Im Herzen Böckingens, also zwischen Bürgerhaus, Stadtkirche Sankt Pankratius und Polizei, waren rund um die Seeräuber-Skulptur von Dieter Läpple, Schausteller-Geschäfte, Imbiss-Buden oder etwa Waffeln vom FC Union Böckingen geboten. „Gerne würden wir noch mehr Vereine begrüßen und auch die Schulen“, gab GHV-Chef Alexander zu verstehen. Vielleicht klappe es ja 2026, wenn der GHV sein 120-jähriges Bestehen feiere und der Seeräubertag neu belebt werden könnte.
Seeräubertag in Heilbronn-Böckingen: Private Haushalte klinkten sich mit Garagenflohmärkten ein
Ein weiterer „Hotspot“, so hieß es auf den weit gestreuten Einladungsflyern, war einmal mehr Brecht Caravan im Gewerbegebiet-West, wo so mancher Lust auf einen Camping-Urlaub bekam.

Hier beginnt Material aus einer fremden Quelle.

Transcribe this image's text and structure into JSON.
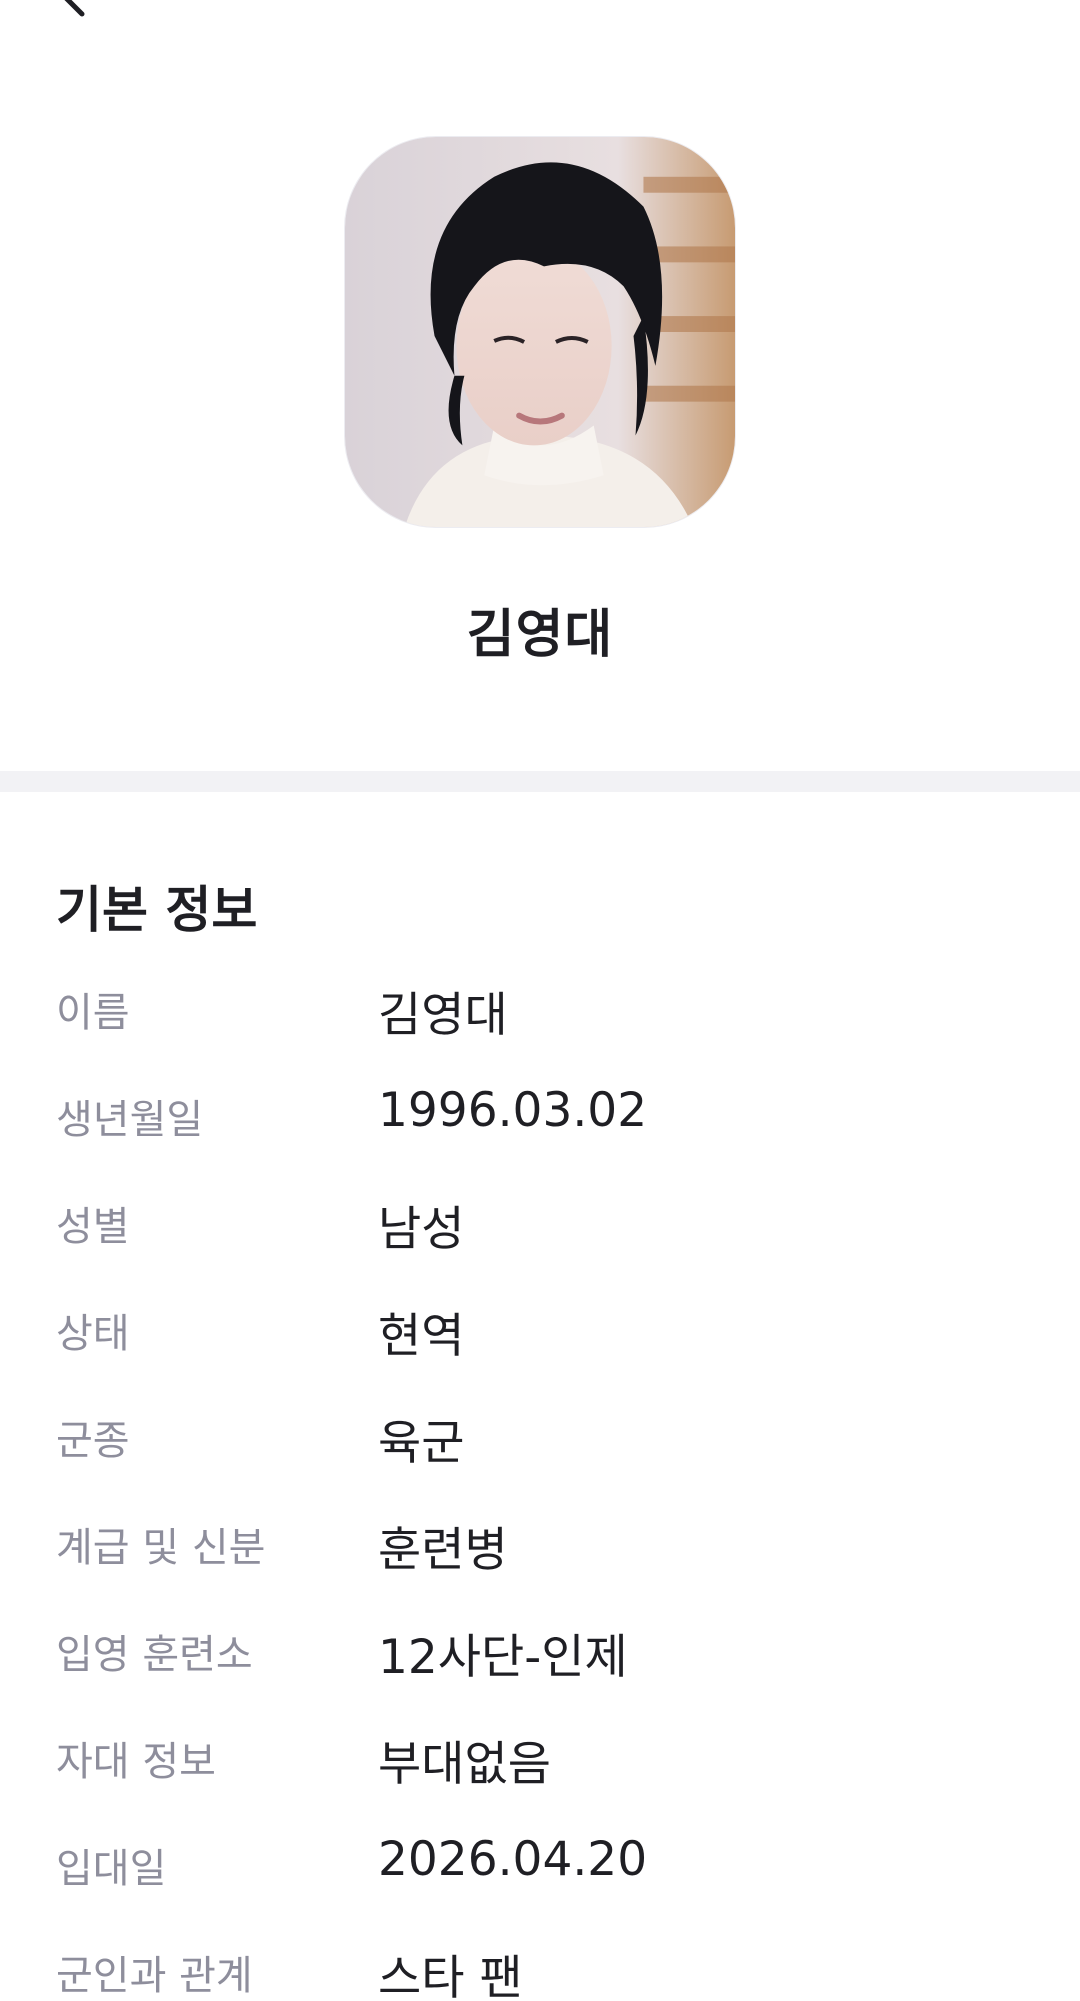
{
  "header": {
    "back_icon": "chevron-left-icon"
  },
  "profile": {
    "name": "김영대",
    "avatar_alt": "profile photo"
  },
  "basic_info": {
    "title": "기본 정보",
    "rows": [
      {
        "label": "이름",
        "value": "김영대"
      },
      {
        "label": "생년월일",
        "value": "1996.03.02"
      },
      {
        "label": "성별",
        "value": "남성"
      },
      {
        "label": "상태",
        "value": "현역"
      },
      {
        "label": "군종",
        "value": "육군"
      },
      {
        "label": "계급 및 신분",
        "value": "훈련병"
      },
      {
        "label": "입영 훈련소",
        "value": "12사단-인제"
      },
      {
        "label": "자대 정보",
        "value": "부대없음"
      },
      {
        "label": "입대일",
        "value": "2026.04.20"
      },
      {
        "label": "군인과 관계",
        "value": "스타 팬"
      }
    ]
  },
  "colors": {
    "text_primary": "#1f1f24",
    "text_secondary": "#8e8e9c",
    "divider": "#f2f2f5"
  }
}
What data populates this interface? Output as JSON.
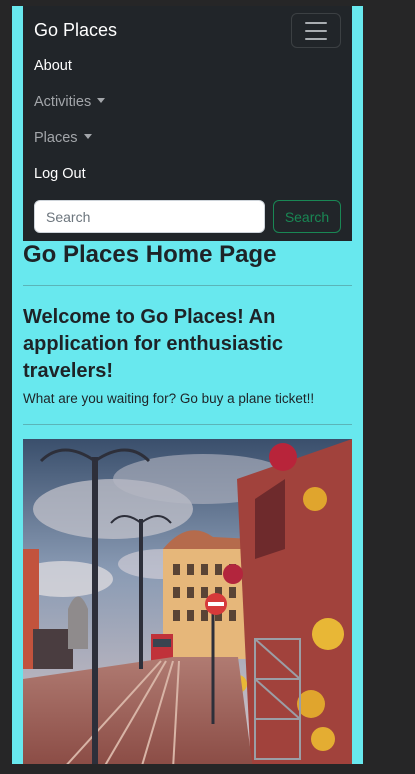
{
  "navbar": {
    "brand": "Go Places",
    "items": [
      {
        "label": "About",
        "state": "active"
      },
      {
        "label": "Activities",
        "state": "dropdown"
      },
      {
        "label": "Places",
        "state": "dropdown"
      },
      {
        "label": "Log Out",
        "state": "active"
      }
    ],
    "search": {
      "placeholder": "Search",
      "button_label": "Search"
    }
  },
  "main": {
    "title": "Go Places Home Page",
    "welcome": "Welcome to Go Places! An application for enthusiastic travelers!",
    "tagline": "What are you waiting for? Go buy a plane ticket!!",
    "hero_image": "city-street-tram-photo"
  },
  "colors": {
    "background": "#68e8ee",
    "navbar": "#212529",
    "search_button": "#198754"
  }
}
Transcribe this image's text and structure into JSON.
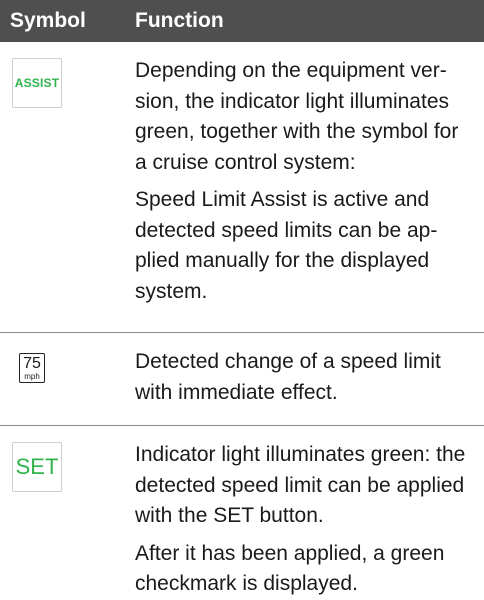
{
  "header": {
    "symbol": "Symbol",
    "function": "Function"
  },
  "rows": [
    {
      "icon_name": "assist-indicator-icon",
      "icon_text": "ASSIST",
      "paragraphs": [
        "Depending on the equipment ver-sion, the indicator light illuminates green, together with the symbol for a cruise control system:",
        "Speed Limit Assist is active and detected speed limits can be ap-plied manually for the displayed system."
      ]
    },
    {
      "icon_name": "speed-limit-75-mph-icon",
      "icon_number": "75",
      "icon_unit": "mph",
      "paragraphs": [
        "Detected change of a speed limit with immediate effect."
      ]
    },
    {
      "icon_name": "set-indicator-icon",
      "icon_text": "SET",
      "paragraphs": [
        "Indicator light illuminates green: the detected speed limit can be applied with the SET button.",
        "After it has been applied, a green checkmark is displayed."
      ]
    }
  ],
  "colors": {
    "header_bg": "#4f4f4f",
    "indicator_green": "#2fb34a"
  }
}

Hier und da gab es auch Sonderaktionen. Über ganz Böckingen verteilt beteiligten sich außerdem Anwohner mit privaten Garagenflohmärkten, wo es allerhand Trödel zu günstigen Preisen gab. 25 Haushalte boten ihre ausgedienten Sachen an.
Gute Dienste leistete dabei ein Lageplan mit Adressen, der bei manchen teilnehmenden Händlern auslag, „oder über die Homepage des GHV und ganz einfach Google Map“, wie Christian Müller in der Heuchelberger Straße feststellte.
Seeräubertag in Heilbronn-Böckingen motiviert Tausende zum Bummeln: Ältester und nach der Kernstadt größte Stadtteil von Heilbronn
Mit mehr als 23.000 Einwohnern ist Böckingen nach der Kernstadt der größte und älteste Stadtteil Heilbronns. Bereits 1933 wurde er eingemeindet. Besonders Alt-Böckingen hat sich aber einen eigenen Charakter bewahrt. Der Stadtteil ist durch das Busnetz und durch drei Haltepunkte der Stadtbahn mit der Heilbronner Innenstadt verbunden. Große Gewerbegebiete entwickelten sich entlang der Neckargartacher Straße und nördlich der Großgartacher Straße.
Die „Seeräuber“ genannten Böckinger und die Einwohner der angrenzenden Gemeinden und Stadtteile werden von den Einzelhändlern und Dienstleistern im Stadtteil „umfassend versorgt und betreut“, heißt es auf der städtischen Homepage. Und: „Das Böckinger Handwerk genießt überörtliche Bedeutung.“ Der Gewerbe- und Handelsverein wurde bereits im Jahr 1906 gegründet.